Thanks for ideating with me.
Warmly yours,
Vriti
I’m Vriti and I lead two organizations in service of education. Ed3 DAO is a community for educators learning about emerging technologies, specifically AI & web3. k20 Educators builds metaverse worlds for learning.
Ooof sorry for the typos in the email version! I really should be using AI more diligently to grammar check :)
Hi Vriti. Another parent I know, a wealthy one, sends his daughter to an Acton Academy. It seems to be a franchise. As I understand it, students are on personalized learning paths through educational apps and some class activities in the morning, with projects set for the afternoon. But there isn’t a need to separate students by grade levels or abilities with this model. Khan Academy’s physical school in California, and other progressive private schools, also follow a similar model.

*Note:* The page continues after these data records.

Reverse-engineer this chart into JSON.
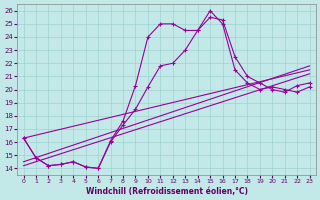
{
  "xlabel": "Windchill (Refroidissement éolien,°C)",
  "bg_color": "#c2e8e8",
  "grid_color": "#a0d0d0",
  "line_color": "#990099",
  "xlim": [
    -0.5,
    23.5
  ],
  "ylim": [
    13.5,
    26.5
  ],
  "yticks": [
    14,
    15,
    16,
    17,
    18,
    19,
    20,
    21,
    22,
    23,
    24,
    25,
    26
  ],
  "xticks": [
    0,
    1,
    2,
    3,
    4,
    5,
    6,
    7,
    8,
    9,
    10,
    11,
    12,
    13,
    14,
    15,
    16,
    17,
    18,
    19,
    20,
    21,
    22,
    23
  ],
  "curve1_x": [
    0,
    1,
    2,
    3,
    4,
    5,
    6,
    7,
    8,
    9,
    10,
    11,
    12,
    13,
    14,
    15,
    16,
    17,
    18,
    19,
    20,
    21,
    22,
    23
  ],
  "curve1_y": [
    16.3,
    14.8,
    14.2,
    14.3,
    14.5,
    14.1,
    14.0,
    16.1,
    17.6,
    20.3,
    24.0,
    25.0,
    25.0,
    24.5,
    24.5,
    25.5,
    25.3,
    22.5,
    21.0,
    20.5,
    20.0,
    19.8,
    20.3,
    20.5
  ],
  "curve2_x": [
    0,
    1,
    2,
    3,
    4,
    5,
    6,
    7,
    8,
    9,
    10,
    11,
    12,
    13,
    14,
    15,
    16,
    17,
    18,
    19,
    20,
    21,
    22,
    23
  ],
  "curve2_y": [
    16.3,
    14.8,
    14.2,
    14.3,
    14.5,
    14.1,
    14.0,
    16.0,
    17.3,
    18.5,
    20.2,
    21.8,
    22.0,
    23.0,
    24.5,
    26.0,
    25.0,
    21.5,
    20.5,
    20.0,
    20.2,
    20.0,
    19.8,
    20.2
  ],
  "trend1_x": [
    0,
    23
  ],
  "trend1_y": [
    14.2,
    21.2
  ],
  "trend2_x": [
    0,
    23
  ],
  "trend2_y": [
    14.5,
    21.8
  ],
  "trend3_x": [
    0,
    23
  ],
  "trend3_y": [
    16.3,
    21.5
  ]
}
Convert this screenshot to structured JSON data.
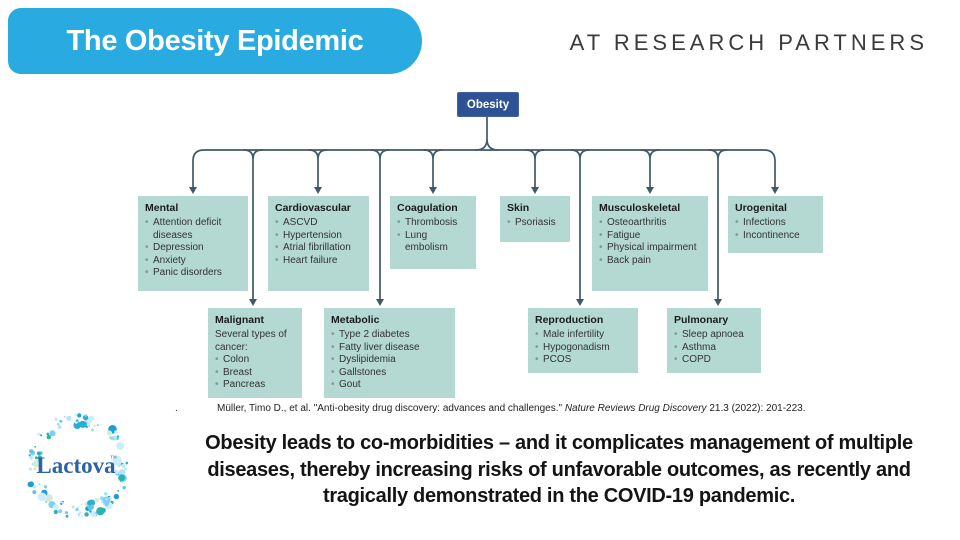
{
  "header": {
    "title": "The Obesity Epidemic",
    "brand": "AT RESEARCH PARTNERS"
  },
  "diagram": {
    "root": "Obesity",
    "boxes": [
      {
        "id": "mental",
        "title": "Mental",
        "items": [
          "Attention deficit diseases",
          "Depression",
          "Anxiety",
          "Panic disorders"
        ]
      },
      {
        "id": "cardiovascular",
        "title": "Cardiovascular",
        "items": [
          "ASCVD",
          "Hypertension",
          "Atrial fibrillation",
          "Heart failure"
        ]
      },
      {
        "id": "coagulation",
        "title": "Coagulation",
        "items": [
          "Thrombosis",
          "Lung embolism"
        ]
      },
      {
        "id": "skin",
        "title": "Skin",
        "items": [
          "Psoriasis"
        ]
      },
      {
        "id": "musculoskeletal",
        "title": "Musculoskeletal",
        "items": [
          "Osteoarthritis",
          "Fatigue",
          "Physical impairment",
          "Back pain"
        ]
      },
      {
        "id": "urogenital",
        "title": "Urogenital",
        "items": [
          "Infections",
          "Incontinence"
        ]
      },
      {
        "id": "malignant",
        "title": "Malignant",
        "subtitle": "Several types of cancer:",
        "items": [
          "Colon",
          "Breast",
          "Pancreas"
        ]
      },
      {
        "id": "metabolic",
        "title": "Metabolic",
        "items": [
          "Type 2 diabetes",
          "Fatty liver disease",
          "Dyslipidemia",
          "Gallstones",
          "Gout"
        ]
      },
      {
        "id": "reproduction",
        "title": "Reproduction",
        "items": [
          "Male infertility",
          "Hypogonadism",
          "PCOS"
        ]
      },
      {
        "id": "pulmonary",
        "title": "Pulmonary",
        "items": [
          "Sleep apnoea",
          "Asthma",
          "COPD"
        ]
      }
    ]
  },
  "citation": {
    "leading_mark": ".",
    "text_before_journal": "Müller, Timo D., et al. \"Anti-obesity drug discovery: advances and challenges.\" ",
    "journal": "Nature Reviews Drug Discovery",
    "text_after_journal": " 21.3 (2022): 201-223."
  },
  "body": {
    "message": "Obesity leads to co-morbidities – and it complicates management of multiple diseases, thereby increasing risks of unfavorable outcomes, as recently and tragically demonstrated in the COVID-19 pandemic."
  },
  "logo": {
    "name": "Lactova",
    "tm": "™"
  },
  "colors": {
    "banner_blue": "#29ABE2",
    "node_blue": "#2E5395",
    "box_teal": "#B4D8D2",
    "connector": "#3E5A66",
    "logo_text_blue": "#2B63A5"
  }
}
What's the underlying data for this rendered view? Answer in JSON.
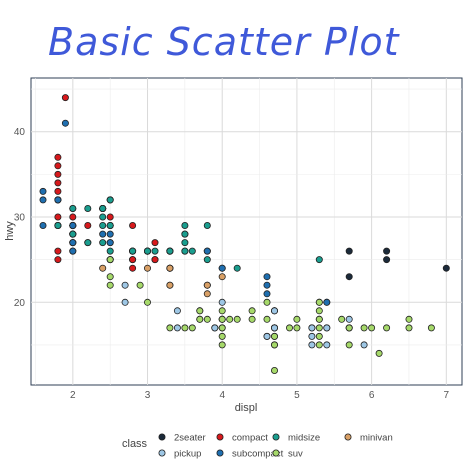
{
  "chart_data": {
    "type": "scatter",
    "title": "Basic Scatter Plot",
    "xlabel": "displ",
    "ylabel": "hwy",
    "xlim": [
      1.44,
      7.21
    ],
    "ylim": [
      10.3,
      46.3
    ],
    "x_ticks": [
      2,
      3,
      4,
      5,
      6,
      7
    ],
    "y_ticks": [
      20,
      30,
      40
    ],
    "grid": true,
    "legend_title": "class",
    "legend_position": "bottom",
    "series": [
      {
        "name": "2seater",
        "color": "#1b2a3a",
        "points": [
          [
            5.7,
            26
          ],
          [
            5.7,
            23
          ],
          [
            6.2,
            26
          ],
          [
            6.2,
            25
          ],
          [
            7.0,
            24
          ]
        ]
      },
      {
        "name": "compact",
        "color": "#d7191c",
        "points": [
          [
            1.8,
            29
          ],
          [
            1.8,
            29
          ],
          [
            2.0,
            31
          ],
          [
            2.0,
            30
          ],
          [
            2.8,
            26
          ],
          [
            2.8,
            26
          ],
          [
            3.1,
            27
          ],
          [
            1.8,
            26
          ],
          [
            1.8,
            25
          ],
          [
            2.0,
            28
          ],
          [
            2.0,
            29
          ],
          [
            2.8,
            25
          ],
          [
            2.8,
            25
          ],
          [
            3.1,
            25
          ],
          [
            3.1,
            25
          ],
          [
            2.2,
            27
          ],
          [
            2.2,
            29
          ],
          [
            2.4,
            31
          ],
          [
            2.4,
            31
          ],
          [
            3.0,
            26
          ],
          [
            1.8,
            37
          ],
          [
            1.8,
            35
          ],
          [
            1.8,
            36
          ],
          [
            1.8,
            33
          ],
          [
            1.8,
            34
          ],
          [
            1.8,
            30
          ],
          [
            1.9,
            44
          ],
          [
            2.0,
            27
          ],
          [
            2.0,
            27
          ],
          [
            2.5,
            29
          ],
          [
            2.5,
            29
          ],
          [
            2.8,
            26
          ],
          [
            2.8,
            24
          ],
          [
            2.0,
            28
          ],
          [
            2.0,
            29
          ],
          [
            2.0,
            29
          ],
          [
            2.0,
            28
          ],
          [
            2.8,
            29
          ],
          [
            1.8,
            32
          ],
          [
            1.8,
            32
          ],
          [
            2.0,
            29
          ],
          [
            2.5,
            30
          ],
          [
            2.0,
            26
          ]
        ]
      },
      {
        "name": "midsize",
        "color": "#1a9e8f",
        "points": [
          [
            2.4,
            27
          ],
          [
            2.4,
            30
          ],
          [
            3.1,
            26
          ],
          [
            3.5,
            29
          ],
          [
            3.6,
            26
          ],
          [
            2.4,
            31
          ],
          [
            3.0,
            26
          ],
          [
            3.3,
            26
          ],
          [
            3.3,
            26
          ],
          [
            3.8,
            26
          ],
          [
            3.8,
            25
          ],
          [
            4.0,
            24
          ],
          [
            2.5,
            32
          ],
          [
            2.5,
            32
          ],
          [
            2.5,
            32
          ],
          [
            2.5,
            29
          ],
          [
            3.3,
            26
          ],
          [
            3.5,
            27
          ],
          [
            3.5,
            26
          ],
          [
            3.5,
            28
          ],
          [
            3.8,
            29
          ],
          [
            2.4,
            31
          ],
          [
            2.4,
            31
          ],
          [
            3.3,
            26
          ],
          [
            3.3,
            24
          ],
          [
            3.3,
            26
          ],
          [
            1.8,
            29
          ],
          [
            1.8,
            29
          ],
          [
            2.4,
            29
          ],
          [
            3.0,
            26
          ],
          [
            3.5,
            26
          ],
          [
            2.5,
            26
          ],
          [
            2.2,
            31
          ],
          [
            2.2,
            27
          ],
          [
            3.0,
            26
          ],
          [
            3.0,
            26
          ],
          [
            3.5,
            28
          ],
          [
            2.0,
            31
          ],
          [
            2.0,
            28
          ],
          [
            2.8,
            26
          ],
          [
            4.2,
            24
          ],
          [
            5.3,
            25
          ]
        ]
      },
      {
        "name": "minivan",
        "color": "#d9a066",
        "points": [
          [
            2.4,
            24
          ],
          [
            3.0,
            24
          ],
          [
            3.3,
            22
          ],
          [
            3.3,
            22
          ],
          [
            3.3,
            24
          ],
          [
            3.3,
            24
          ],
          [
            3.3,
            24
          ],
          [
            3.8,
            22
          ],
          [
            3.8,
            21
          ],
          [
            3.8,
            22
          ],
          [
            4.0,
            23
          ]
        ]
      },
      {
        "name": "pickup",
        "color": "#9ec7e5",
        "points": [
          [
            3.7,
            19
          ],
          [
            3.7,
            18
          ],
          [
            3.9,
            17
          ],
          [
            3.9,
            17
          ],
          [
            4.7,
            19
          ],
          [
            4.7,
            19
          ],
          [
            4.7,
            17
          ],
          [
            4.7,
            17
          ],
          [
            5.2,
            17
          ],
          [
            5.2,
            15
          ],
          [
            5.7,
            17
          ],
          [
            5.9,
            15
          ],
          [
            4.7,
            15
          ],
          [
            4.7,
            17
          ],
          [
            4.7,
            16
          ],
          [
            5.2,
            16
          ],
          [
            5.2,
            17
          ],
          [
            2.7,
            20
          ],
          [
            2.7,
            22
          ],
          [
            3.4,
            19
          ],
          [
            3.4,
            17
          ],
          [
            4.0,
            18
          ],
          [
            4.0,
            20
          ],
          [
            4.0,
            17
          ],
          [
            4.7,
            17
          ],
          [
            4.7,
            19
          ],
          [
            5.7,
            18
          ],
          [
            5.7,
            17
          ],
          [
            4.6,
            16
          ],
          [
            4.6,
            16
          ],
          [
            5.4,
            17
          ],
          [
            5.4,
            15
          ],
          [
            5.4,
            17
          ]
        ]
      },
      {
        "name": "subcompact",
        "color": "#1f6fb0",
        "points": [
          [
            1.6,
            33
          ],
          [
            1.6,
            32
          ],
          [
            1.6,
            29
          ],
          [
            1.8,
            32
          ],
          [
            1.8,
            32
          ],
          [
            1.9,
            41
          ],
          [
            2.0,
            27
          ],
          [
            2.0,
            26
          ],
          [
            2.5,
            25
          ],
          [
            2.5,
            28
          ],
          [
            2.5,
            27
          ],
          [
            2.5,
            25
          ],
          [
            2.5,
            27
          ],
          [
            3.8,
            26
          ],
          [
            4.0,
            24
          ],
          [
            4.6,
            21
          ],
          [
            4.6,
            22
          ],
          [
            5.4,
            20
          ],
          [
            4.6,
            23
          ],
          [
            5.4,
            20
          ],
          [
            2.0,
            29
          ],
          [
            2.4,
            28
          ]
        ]
      },
      {
        "name": "suv",
        "color": "#a6d96a",
        "points": [
          [
            5.3,
            20
          ],
          [
            5.3,
            15
          ],
          [
            5.3,
            20
          ],
          [
            5.7,
            17
          ],
          [
            6.0,
            17
          ],
          [
            5.7,
            15
          ],
          [
            6.5,
            17
          ],
          [
            4.0,
            17
          ],
          [
            4.0,
            19
          ],
          [
            4.6,
            18
          ],
          [
            5.0,
            17
          ],
          [
            5.3,
            19
          ],
          [
            5.3,
            18
          ],
          [
            5.6,
            18
          ],
          [
            6.1,
            14
          ],
          [
            2.5,
            23
          ],
          [
            2.5,
            25
          ],
          [
            2.5,
            22
          ],
          [
            3.5,
            17
          ],
          [
            3.3,
            17
          ],
          [
            3.7,
            19
          ],
          [
            3.7,
            18
          ],
          [
            4.0,
            15
          ],
          [
            4.7,
            12
          ],
          [
            4.7,
            15
          ],
          [
            4.2,
            18
          ],
          [
            4.4,
            18
          ],
          [
            4.7,
            16
          ],
          [
            4.9,
            17
          ],
          [
            5.0,
            18
          ],
          [
            5.9,
            17
          ],
          [
            4.0,
            18
          ],
          [
            4.6,
            20
          ],
          [
            5.3,
            16
          ],
          [
            6.2,
            17
          ],
          [
            5.3,
            18
          ],
          [
            6.5,
            18
          ],
          [
            4.0,
            18
          ],
          [
            2.9,
            22
          ],
          [
            3.0,
            20
          ],
          [
            3.6,
            17
          ],
          [
            3.8,
            18
          ],
          [
            4.0,
            16
          ],
          [
            4.1,
            18
          ],
          [
            4.4,
            19
          ],
          [
            5.3,
            17
          ],
          [
            6.8,
            17
          ]
        ]
      }
    ]
  }
}
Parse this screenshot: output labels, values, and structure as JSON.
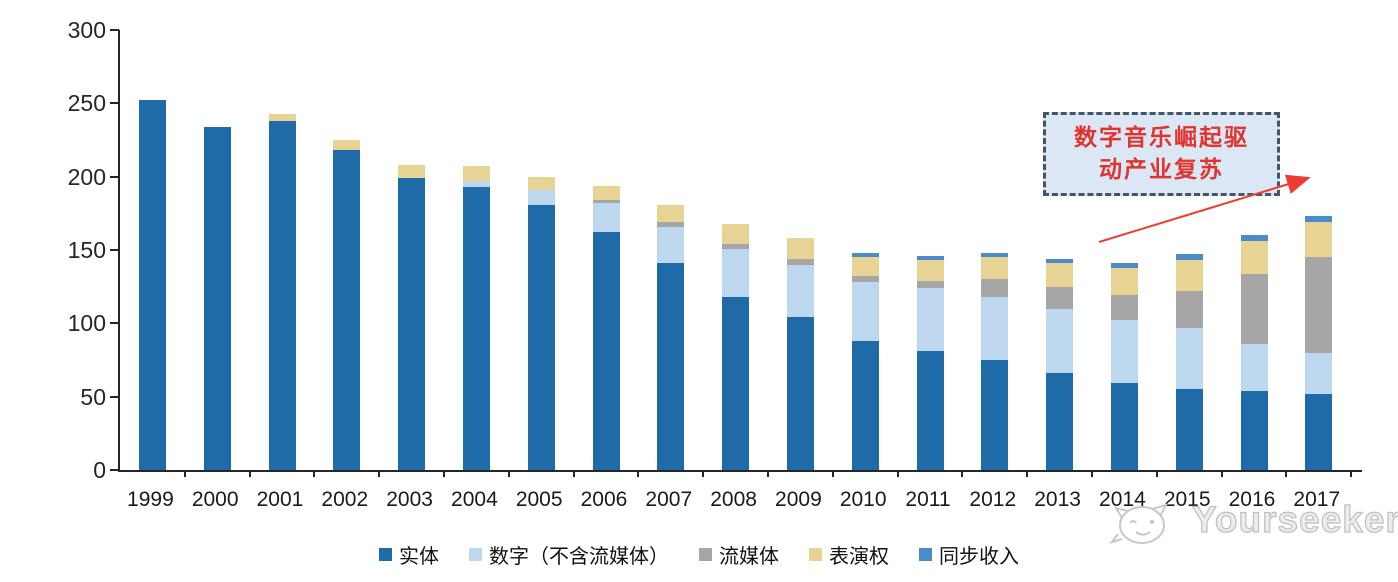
{
  "chart_data": {
    "type": "bar",
    "stacked": true,
    "title": "",
    "xlabel": "",
    "ylabel": "",
    "categories": [
      "1999",
      "2000",
      "2001",
      "2002",
      "2003",
      "2004",
      "2005",
      "2006",
      "2007",
      "2008",
      "2009",
      "2010",
      "2011",
      "2012",
      "2013",
      "2014",
      "2015",
      "2016",
      "2017"
    ],
    "series": [
      {
        "name": "实体",
        "color": "#1F6BA8",
        "values": [
          252,
          234,
          238,
          218,
          199,
          193,
          181,
          162,
          141,
          118,
          104,
          88,
          81,
          75,
          66,
          59,
          55,
          54,
          52
        ]
      },
      {
        "name": "数字（不含流媒体）",
        "color": "#BDD7EE",
        "values": [
          0,
          0,
          0,
          0,
          0,
          4,
          10,
          20,
          25,
          33,
          36,
          40,
          43,
          43,
          44,
          43,
          42,
          32,
          28
        ]
      },
      {
        "name": "流媒体",
        "color": "#A6A6A6",
        "values": [
          0,
          0,
          0,
          0,
          0,
          0,
          0,
          2,
          3,
          3,
          4,
          4,
          5,
          12,
          15,
          17,
          25,
          48,
          65
        ]
      },
      {
        "name": "表演权",
        "color": "#E7D495",
        "values": [
          0,
          0,
          5,
          7,
          9,
          10,
          9,
          10,
          12,
          14,
          14,
          13,
          14,
          15,
          16,
          19,
          21,
          22,
          24
        ]
      },
      {
        "name": "同步收入",
        "color": "#4A8BC8",
        "values": [
          0,
          0,
          0,
          0,
          0,
          0,
          0,
          0,
          0,
          0,
          0,
          3,
          3,
          3,
          3,
          3,
          4,
          4,
          4
        ]
      }
    ],
    "ylim": [
      0,
      300
    ],
    "ytick_step": 50,
    "grid": false,
    "legend_position": "bottom"
  },
  "annotation": {
    "line1": "数字音乐崛起驱",
    "line2": "动产业复苏",
    "text_color": "#E0342F",
    "border_color": "#44546A",
    "fill_color": "#DCE7F5",
    "arrow_color": "#EE3B33"
  },
  "axis": {
    "line_color": "#262626",
    "label_color": "#1A1A1A"
  },
  "watermark": {
    "text": "Yourseeker",
    "logo": "cat-face-logo",
    "color": "#BFBFBF"
  }
}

My own daughter learned to read English at quite an early age, in part because I sat with her nearly every day for 10-15 minutes on the Khan Academy Kids app, often letting her choose something new to learn on the app, … often with a walk and drink at the convenience store. This is in Taiwan, where most people don’t speak English, as it’s not a priority just yet.
Anyway, the point is, that students can learn so much faster with apps with mastery built in, and if the sage on the stage(the teacher) becomes more of the guide on the side.
I appreciate how you presented the models here, and especially that quote. So I look forward to your follow-up article, and what you include there as solutions.